As I rode my bike between the two lines of young runners I gave a quick wave as to say thank you, then smiled and quipped, “thanks to all of you for coming out to cheer me on!” It was meant as a joke, except afterwards the most amazing thing happened, the whole crowd began to clap and cheer. Was their applause just as much of a joke as mine? Most likely. Or could it have been a sincere gesture in appreciation that a man my age would be out on an early-morning bike ride trying to keep himself in shape? Either way, joke or not, I could feel myself putting a little more pump into the pedals.

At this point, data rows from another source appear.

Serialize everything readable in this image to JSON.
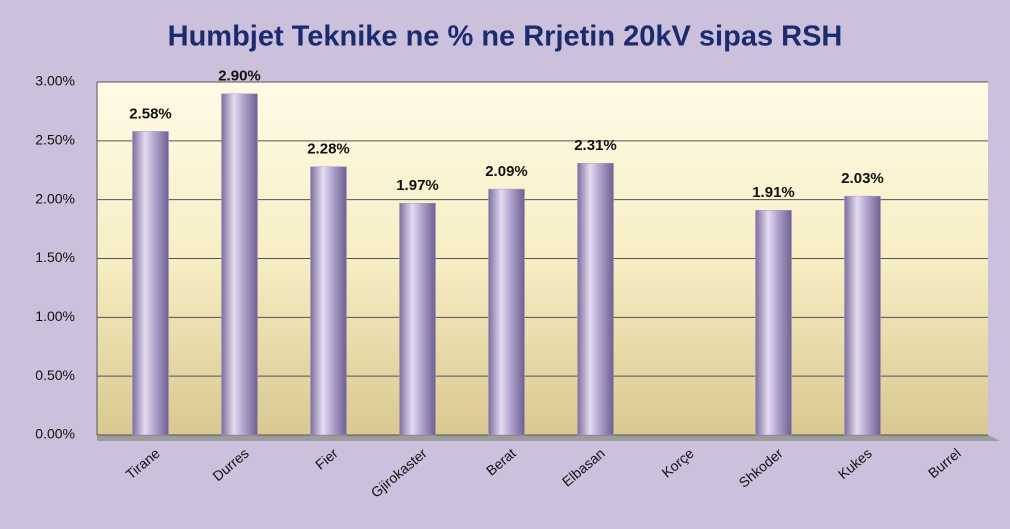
{
  "chart_data": {
    "type": "bar",
    "title": "Humbjet Teknike ne % ne Rrjetin 20kV sipas RSH",
    "categories": [
      "Tirane",
      "Durres",
      "Fier",
      "Gjirokaster",
      "Berat",
      "Elbasan",
      "Korçe",
      "Shkoder",
      "Kukes",
      "Burrel"
    ],
    "values": [
      2.58,
      2.9,
      2.28,
      1.97,
      2.09,
      2.31,
      null,
      1.91,
      2.03,
      null
    ],
    "value_labels": [
      "2.58%",
      "2.90%",
      "2.28%",
      "1.97%",
      "2.09%",
      "2.31%",
      null,
      "1.91%",
      "2.03%",
      null
    ],
    "color": "#a898c4",
    "ylim": [
      0,
      3
    ],
    "yticks": [
      {
        "value": 0,
        "label": "0.00%"
      },
      {
        "value": 0.5,
        "label": "0.50%"
      },
      {
        "value": 1,
        "label": "1.00%"
      },
      {
        "value": 1.5,
        "label": "1.50%"
      },
      {
        "value": 2,
        "label": "2.00%"
      },
      {
        "value": 2.5,
        "label": "2.50%"
      },
      {
        "value": 3,
        "label": "3.00%"
      }
    ],
    "grid": true
  }
}
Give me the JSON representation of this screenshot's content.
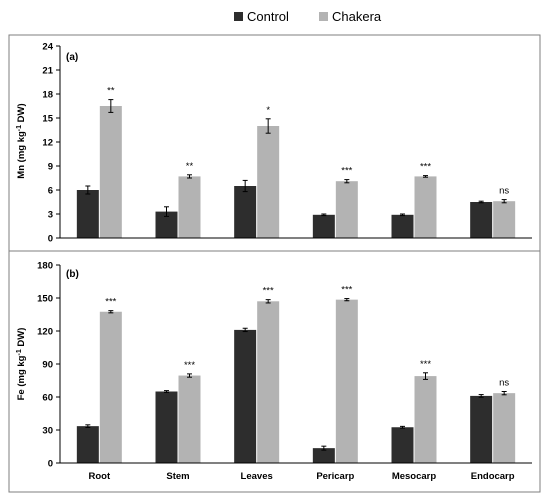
{
  "chart_data": [
    {
      "type": "bar",
      "panel_label": "(a)",
      "ylabel_main": "Mn (mg kg",
      "ylabel_sup": "-1",
      "ylabel_tail": " DW)",
      "categories": [
        "Root",
        "Stem",
        "Leaves",
        "Pericarp",
        "Mesocarp",
        "Endocarp"
      ],
      "ylim": [
        0,
        24
      ],
      "yticks": [
        0,
        3,
        6,
        9,
        12,
        15,
        18,
        21,
        24
      ],
      "series": [
        {
          "name": "Control",
          "values": [
            6.0,
            3.3,
            6.5,
            2.9,
            2.9,
            4.5
          ],
          "errors": [
            0.5,
            0.6,
            0.7,
            0.1,
            0.1,
            0.1
          ]
        },
        {
          "name": "Chakera",
          "values": [
            16.5,
            7.7,
            14.0,
            7.1,
            7.7,
            4.6
          ],
          "errors": [
            0.8,
            0.2,
            0.9,
            0.2,
            0.1,
            0.2
          ]
        }
      ],
      "significance": [
        "**",
        "**",
        "*",
        "***",
        "***",
        "ns"
      ]
    },
    {
      "type": "bar",
      "panel_label": "(b)",
      "ylabel_main": "Fe (mg kg",
      "ylabel_sup": "-1",
      "ylabel_tail": " DW)",
      "categories": [
        "Root",
        "Stem",
        "Leaves",
        "Pericarp",
        "Mesocarp",
        "Endocarp"
      ],
      "ylim": [
        0,
        180
      ],
      "yticks": [
        0,
        30,
        60,
        90,
        120,
        150,
        180
      ],
      "series": [
        {
          "name": "Control",
          "values": [
            33.5,
            65.0,
            121.0,
            13.5,
            32.5,
            61.0
          ],
          "errors": [
            1.2,
            0.8,
            1.5,
            1.8,
            0.8,
            1.2
          ]
        },
        {
          "name": "Chakera",
          "values": [
            137.5,
            79.5,
            147.0,
            148.5,
            79.0,
            63.5
          ],
          "errors": [
            1.0,
            1.5,
            1.5,
            1.0,
            3.0,
            1.5
          ]
        }
      ],
      "significance": [
        "***",
        "***",
        "***",
        "***",
        "***",
        "ns"
      ]
    }
  ],
  "legend": {
    "items": [
      {
        "label": "Control",
        "color": "#2d2d2d"
      },
      {
        "label": "Chakera",
        "color": "#b3b3b3"
      }
    ]
  }
}
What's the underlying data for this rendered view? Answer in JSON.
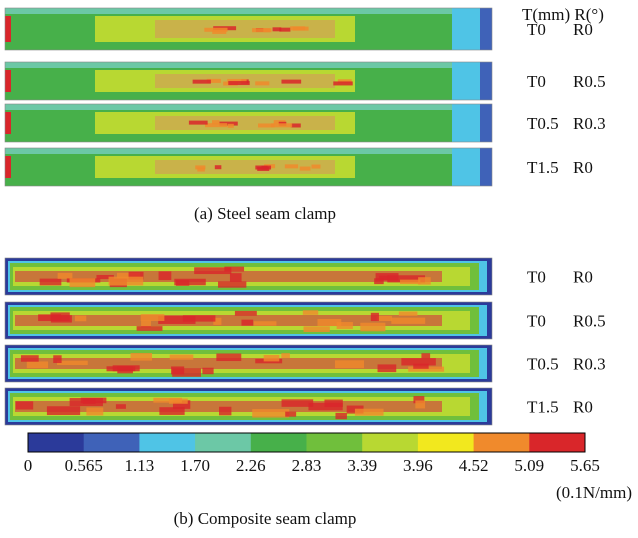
{
  "header": {
    "label": "T(mm) R(°)"
  },
  "panels": [
    {
      "caption": "(a) Steel seam clamp",
      "rows": [
        [
          "T0",
          "R0"
        ],
        [
          "T0",
          "R0.5"
        ],
        [
          "T0.5",
          "R0.3"
        ],
        [
          "T1.5",
          "R0"
        ]
      ]
    },
    {
      "caption": "(b) Composite seam clamp",
      "rows": [
        [
          "T0",
          "R0"
        ],
        [
          "T0",
          "R0.5"
        ],
        [
          "T0.5",
          "R0.3"
        ],
        [
          "T1.5",
          "R0"
        ]
      ]
    }
  ],
  "colorbar": {
    "colors": [
      "#2b3a9a",
      "#3f62b8",
      "#4fc4e6",
      "#6cc8a6",
      "#47b04a",
      "#70bf3c",
      "#b8d832",
      "#f2e81e",
      "#f08a2c",
      "#d9262a"
    ],
    "ticks": [
      "0",
      "0.565",
      "1.13",
      "1.70",
      "2.26",
      "2.83",
      "3.39",
      "3.96",
      "4.52",
      "5.09",
      "5.65"
    ],
    "unit": "(0.1N/mm)"
  }
}
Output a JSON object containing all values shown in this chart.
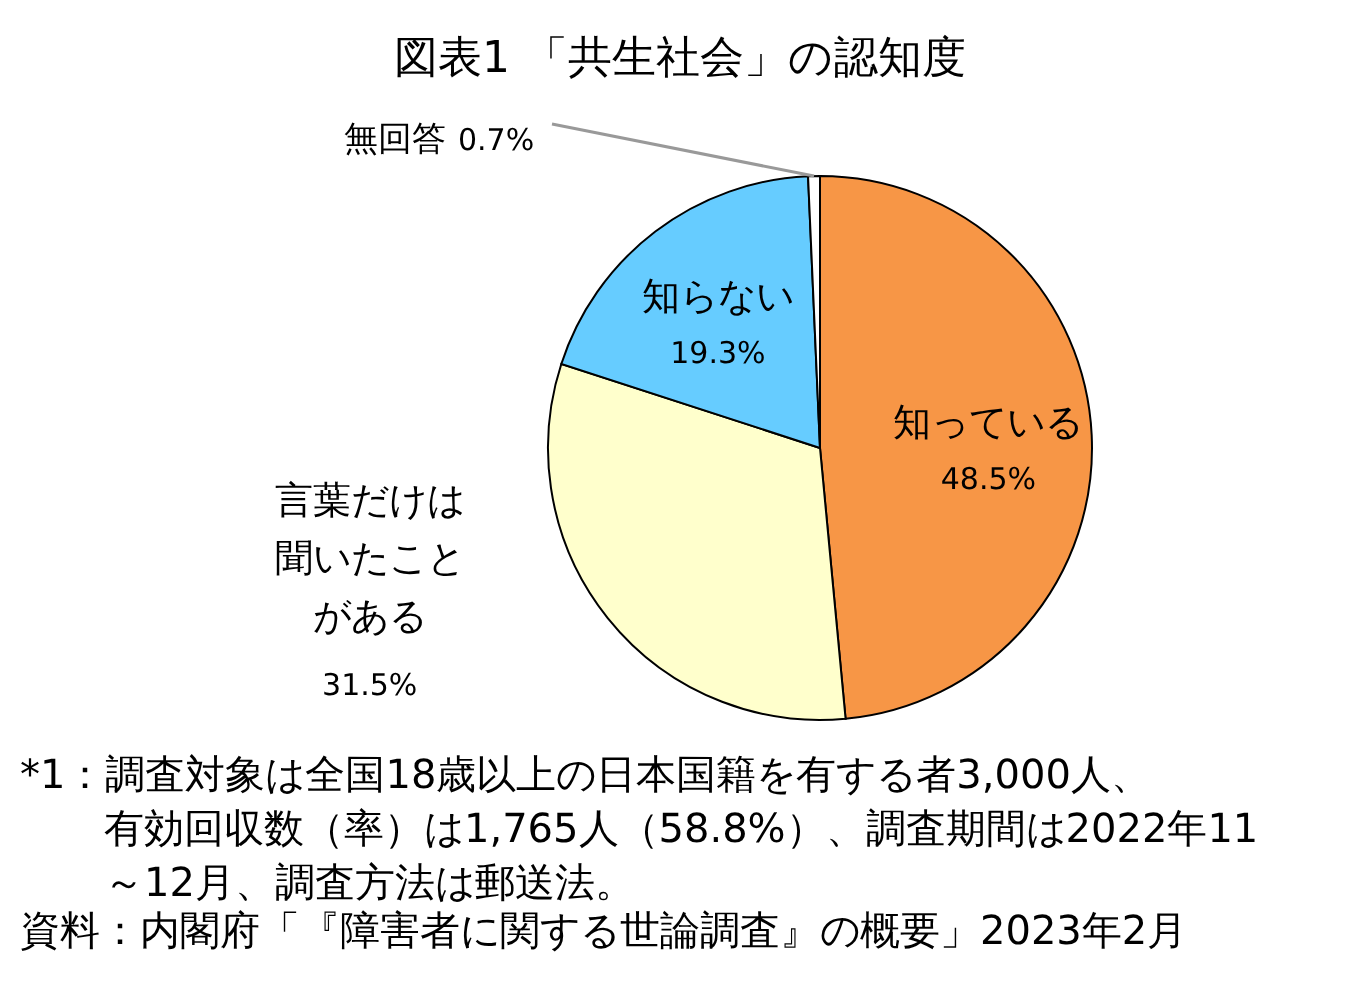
{
  "chart_data": {
    "type": "pie",
    "title": "図表1 「共生社会」の認知度",
    "categories": [
      "知っている",
      "言葉だけは聞いたことがある",
      "知らない",
      "無回答"
    ],
    "values": [
      48.5,
      31.5,
      19.3,
      0.7
    ],
    "value_labels": [
      "48.5%",
      "31.5%",
      "19.3%",
      "0.7%"
    ],
    "colors": [
      "#f79646",
      "#ffffcc",
      "#66ccff",
      "#ffffff"
    ],
    "annotations": [
      "*1：調査対象は全国18歳以上の日本国籍を有する者3,000人、有効回収数（率）は1,765人（58.8%）、調査期間は2022年11～12月、調査方法は郵送法。",
      "資料：内閣府「『障害者に関する世論調査』の概要」2023年2月"
    ]
  }
}
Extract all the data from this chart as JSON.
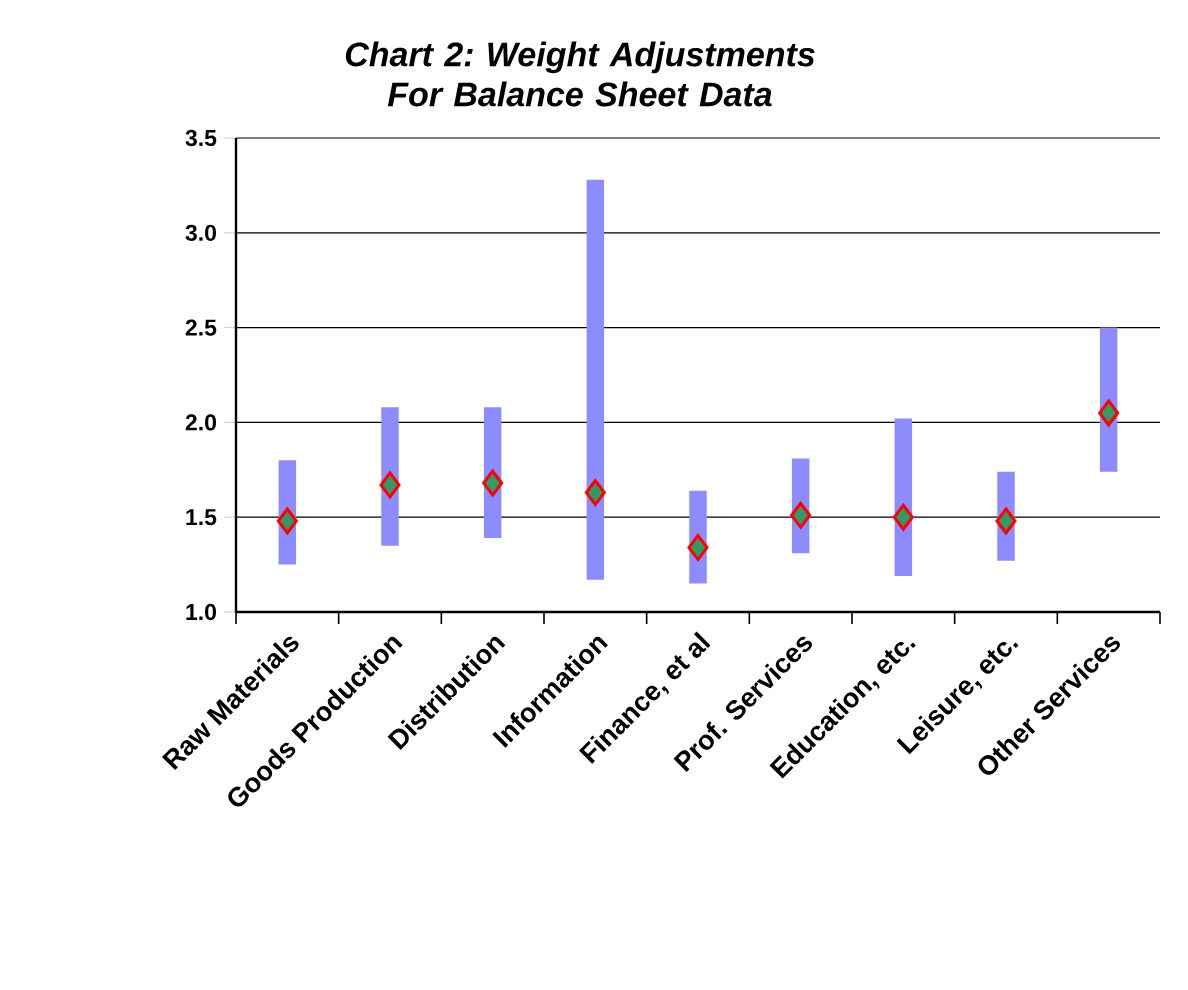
{
  "chart_data": {
    "type": "bar",
    "title": "Chart 2: Weight Adjustments For Balance Sheet Data",
    "categories": [
      "Raw Materials",
      "Goods Production",
      "Distribution",
      "Information",
      "Finance, et al",
      "Prof. Services",
      "Education, etc.",
      "Leisure, etc.",
      "Other Services"
    ],
    "series": [
      {
        "color": "#8c8cff",
        "base": [
          1.25,
          1.35,
          1.39,
          1.17,
          1.15,
          1.31,
          1.19,
          1.27,
          1.74
        ],
        "values": [
          0.55,
          0.73,
          0.69,
          2.11,
          0.49,
          0.5,
          0.83,
          0.47,
          0.76
        ]
      },
      {
        "type": "scatter",
        "color": "#339966",
        "marker": "diamond",
        "x": [
          "Raw Materials",
          "Goods Production",
          "Distribution",
          "Information",
          "Finance, et al",
          "Prof. Services",
          "Education, etc.",
          "Leisure, etc.",
          "Other Services"
        ],
        "values": [
          1.48,
          1.67,
          1.68,
          1.63,
          1.34,
          1.51,
          1.5,
          1.48,
          2.05
        ]
      }
    ],
    "ylim": [
      1.0,
      3.5
    ],
    "yticks": [
      {
        "value": 1.0,
        "label": "1.0"
      },
      {
        "value": 1.5,
        "label": "1.5"
      },
      {
        "value": 2.0,
        "label": "2.0"
      },
      {
        "value": 2.5,
        "label": "2.5"
      },
      {
        "value": 3.0,
        "label": "3.0"
      },
      {
        "value": 3.5,
        "label": "3.5"
      }
    ],
    "grid": "y"
  }
}
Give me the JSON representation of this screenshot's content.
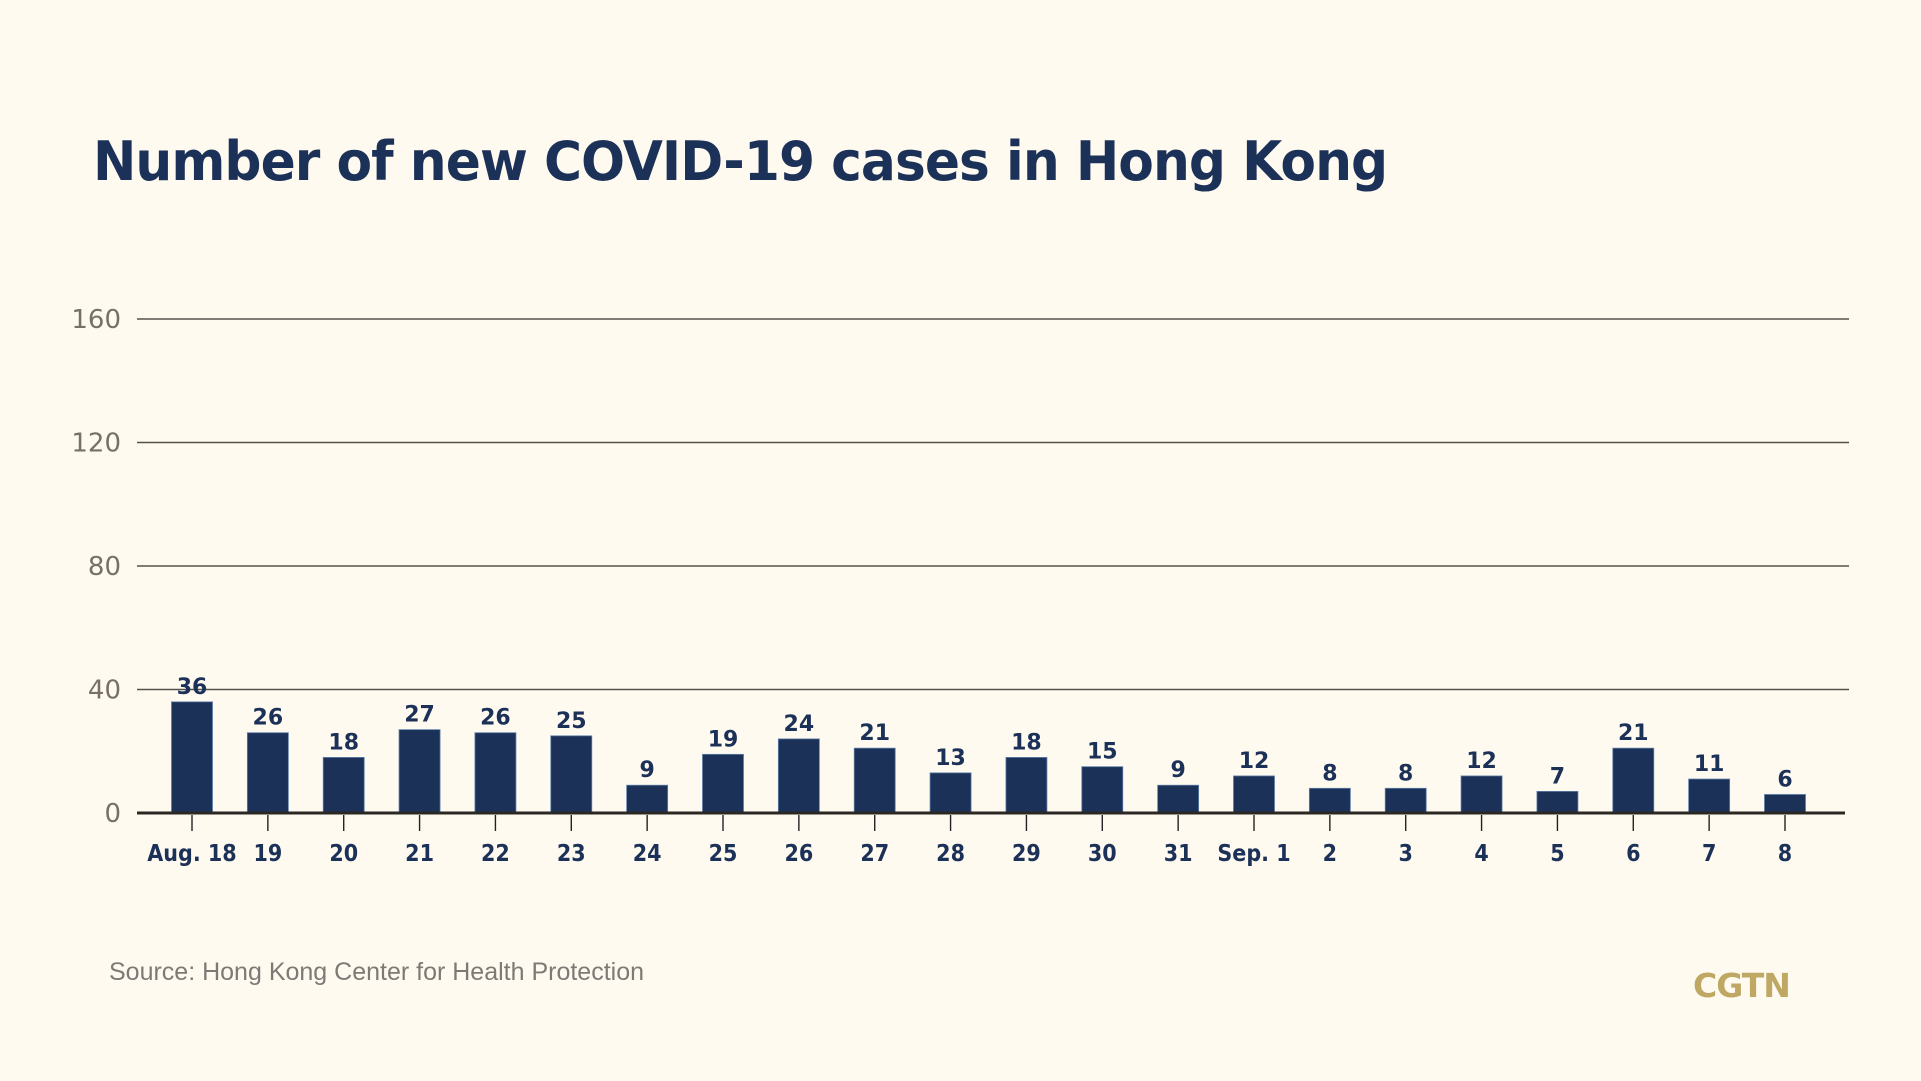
{
  "chart_data": {
    "type": "bar",
    "title": "Number of new COVID-19 cases in Hong Kong",
    "xlabel": "",
    "ylabel": "",
    "ylim": [
      0,
      160
    ],
    "yticks": [
      0,
      40,
      80,
      120,
      160
    ],
    "grid": true,
    "legend": "none",
    "categories": [
      "Aug. 18",
      "19",
      "20",
      "21",
      "22",
      "23",
      "24",
      "25",
      "26",
      "27",
      "28",
      "29",
      "30",
      "31",
      "Sep. 1",
      "2",
      "3",
      "4",
      "5",
      "6",
      "7",
      "8"
    ],
    "values": [
      36,
      26,
      18,
      27,
      26,
      25,
      9,
      19,
      24,
      21,
      13,
      18,
      15,
      9,
      12,
      8,
      8,
      12,
      7,
      21,
      11,
      6
    ],
    "data_labels": true,
    "bar_color": "#1c3158"
  },
  "source": "Source: Hong Kong Center for Health Protection",
  "brand": "CGTN",
  "colors": {
    "background": "#fffaf0",
    "bar": "#1c3158",
    "title": "#1c3158",
    "brand": "#bfa863",
    "axis_text": "#777069"
  }
}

Encouragement is such a powerful motivator. Just imagine, if a half-joking impromptu encounter like I experienced on the bike trail can put a little extra spring in my step, what a difference more intentional encouragement can have. The story of Erin Gruwell is a good example, as told in the 2007 movie Freedom Writers. In 1994 Erin was a first-year English teacher at Woodrow Wilson High School in Long Beach, California, a racially mixed school plagued by gangs and violence. Yet, Erin was able to transform her classroom and the lives of the individual students by being as much encourager as teacher, first encouraging them to write down the tragic stories of their lives (all their stories were tragic) and subsequently sharing them with each other. Over time those diverse classmates, once bitter enemies, became intimate friends, most of them successfully completing high school, and many going on to college.
“Therefore encourage one another and build each other up.” It doesn’t take much, a kind word, a compliment . . . a cheer on the bike trail. The opportunities to encourage others are before us every day, and what a difference it can make. It can change a life.